Connecting to VNC via SSH through a NAT?

[darthmullet]

I have the following setup:

My Computer (OS X 10.5) <—> Linksys WRT54g Router <—> Cable Modem <—> Internet <—> Outside Computer (Includes: Vista, XP, OS X 10.4, Linux, etc.)

I want to control "My Computer" (running a VNC server) from an "Outside Computer" without having to forward a port on the router (which acts as a NAT), if this is possible. If this is not, would I be able to use a non-standard port (other than 222 or whatever SSH/VNC connections typically are)?

I seem to recall at some point reading about creating such a connection by using an active SSH connection between an outside server running some sort of SSH forwarding program and the local computer. You then go to that outside server and it connects you to the final destination VNC. I have an account on both Silenceisdefeat.com (which I believe would allow me to run such a program) and my university unix server account.

I've done some extensive googling but can't find anything. Any network geniuses out there who know how to set this up? I would really appreciate any help (or if anyone knows of an article describing this process and can point me toward it)...

 

[foshizzle]

On the linksys router forward port 22 to 'my computer 10.5' (will need its IP address, so you might want to give 'mycomputer' a static IP from the router) and enable 'remote login' in the sharing options in system preferences.

Get your external IP address, http://www.whatismyip.com/ note it.

From outside computer, open a terminal (mac, linux) and type "ssh user@external-ip -L 59000:localhost:5900" hit enter, wait for password prompt, tell it yes when you want to add to your known hosts. After password prompt, you're in, but keep the terminal open.

on outside mac, go to the finder and type apple-K, then in the dialog box type "vnc://localhost:59000" hit enter, wait for credential screen, type them in, you're screen sharing over SSH.

Another thing, since you probably dont have static external IP, you might want to setup a dyndns account and give your external IP a free domain name. Then you can install the dyndns tool that updates your domain name when the external IP changes.

 

[darthmullet]

On the linksys router forward port 22 to 'my computer 10.5' (will need its IP address, so you might want to give 'mycomputer' a static IP from the router) and enable 'remote login' in the sharing options in system preferences.

Get your external IP address, http://www.whatismyip.com/ note it.

From outside computer, open a terminal (mac, linux) and type "ssh user@external-ip -L 59000:localhost:5900" hit enter, wait for password prompt, tell it yes when you want to add to your known hosts. After password prompt, you're in, but keep the terminal open.

on outside mac, go to the finder and type apple-K, then in the dialog box type "vnc://localhost:59000" hit enter, wait for credential screen, type them in, you're screen sharing over SSH.

Another thing, since you probably dont have static external IP, you might want to setup a dyndns account and give your external IP a free domain name.

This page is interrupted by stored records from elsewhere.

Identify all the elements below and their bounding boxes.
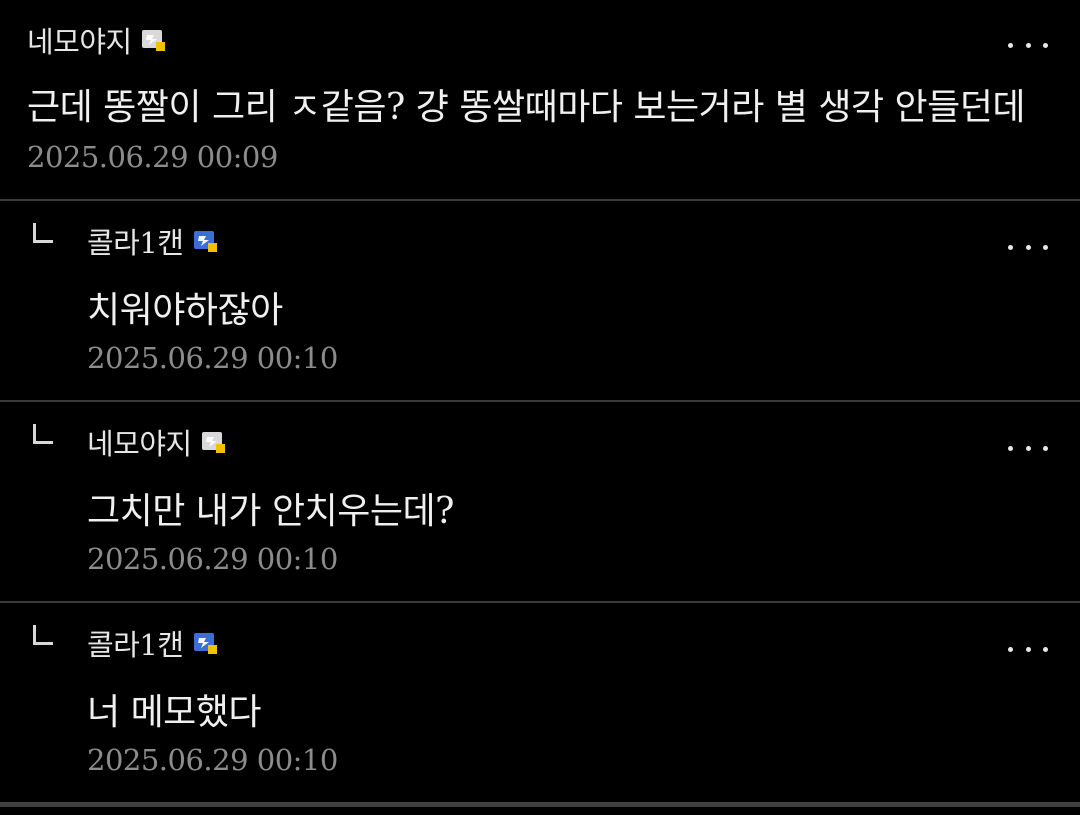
more-options-button[interactable] <box>1008 645 1048 653</box>
gallery-badge-icon <box>141 30 166 51</box>
more-dot <box>1043 42 1048 48</box>
more-dot <box>1008 445 1013 451</box>
more-dot <box>1008 42 1013 48</box>
more-dot <box>1025 445 1031 451</box>
more-options-button[interactable] <box>1008 444 1048 452</box>
more-dot <box>1025 244 1031 250</box>
comment-date: 2025.06.29 00:10 <box>87 542 338 576</box>
comment-nickname[interactable]: 콜라1캔 <box>87 220 184 262</box>
more-dot <box>1043 646 1048 652</box>
reply-corner-icon <box>33 625 53 645</box>
comment-text: 너 메모했다 <box>87 692 262 733</box>
gallery-badge-icon <box>193 633 218 654</box>
comment-header: 네모야지 <box>87 422 226 462</box>
more-options-button[interactable] <box>1008 243 1048 251</box>
reply-corner-icon <box>33 223 53 243</box>
more-options-button[interactable] <box>1008 41 1048 49</box>
comment-item: 네모야지 근데 똥짤이 그리 ㅈ같음? 걍 똥쌀때마다 보는거라 별 생각 안들… <box>0 0 1080 199</box>
comment-nickname[interactable]: 네모야지 <box>87 421 192 463</box>
gallery-badge-icon <box>193 231 218 252</box>
comment-header: 네모야지 <box>27 20 166 60</box>
comment-text: 치워야하잖아 <box>87 290 283 331</box>
divider <box>0 802 1080 807</box>
comment-text: 근데 똥짤이 그리 ㅈ같음? 걍 똥쌀때마다 보는거라 별 생각 안들던데 <box>27 87 1026 128</box>
more-dot <box>1043 445 1048 451</box>
comment-nickname[interactable]: 네모야지 <box>27 19 132 61</box>
more-dot <box>1008 244 1013 250</box>
comment-header: 콜라1캔 <box>87 221 218 261</box>
comment-date: 2025.06.29 00:10 <box>87 341 338 375</box>
reply-item: 콜라1캔 치워야하잖아 2025.06.29 00:10 <box>0 201 1080 400</box>
comment-text: 그치만 내가 안치우는데? <box>87 491 454 532</box>
reply-item: 콜라1캔 너 메모했다 2025.06.29 00:10 <box>0 603 1080 802</box>
more-dot <box>1025 646 1031 652</box>
more-dot <box>1043 244 1048 250</box>
comment-header: 콜라1캔 <box>87 623 218 663</box>
comment-date: 2025.06.29 00:09 <box>27 140 278 174</box>
more-dot <box>1025 42 1031 48</box>
reply-corner-icon <box>33 424 53 444</box>
gallery-badge-icon <box>201 432 226 453</box>
reply-item: 네모야지 그치만 내가 안치우는데? 2025.06.29 00:10 <box>0 402 1080 601</box>
comment-nickname[interactable]: 콜라1캔 <box>87 622 184 664</box>
more-dot <box>1008 646 1013 652</box>
comment-date: 2025.06.29 00:10 <box>87 743 338 777</box>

Then you can install the dyndns tool that updates your domain name when the external IP changes.

Thanks for the reply, but you completely missed the point. I know how to set up the built in remote desktop by forwarding the standard port. Like I said in my original post, that is not what I am trying to do.

I'd like to be able to do the process without port forwarding on the router.

 

[foshizzle]

SSH is not possible without port forwarding. You have to pass the port through your router using NAT. You can use logmein.com to get on your network, but you'll have to install some software.

 

[darthmullet]

Thanks.
what if I initiate the connection from the computer behind the NAT? i'm guessing that's what the site you mentioned is doing.

 

[MacForMeOneDay]

Thanks.
what if I initiate the connection from the computer behind the NAT? i'm guessing that's what the site you mentioned is doing.

So I am a little confused by your posts. But if I understand the quote above then I think its possible.

Combining your example, and the statement above:
"My Computer" is behind a firewall, and your want to control it remotely.
"My Computer" can initiate a ssh session with "Other Computer" directly?
* So "Other Computer" is directly on the internet? Or has port forwarding on its side?

From "My Computer":

ssh -C -o "ServerAliveCountMax 60" -o "ServerAliveInterval 50" -R5906:localhost:5900 <user>@"OtherComputer"
These Server commands will help keep the connection alive.​

Now From "Other Computer" (assuming, later that day, to drive from "My Computer" to "OtherComputer"):

vncviewer localhost:6​

Now, if you can use port forwarding on either side and both computers are behind a firewall, then you are going to need something like logmein.com (Hamachi version) which allows you to setup with little/no configuration VPN.

 

[darthmullet]

Thanks!

It looks like logmein.com is exactly (more or less) what I was looking for. I've installed it, and I'll have a chance to test it out on monday.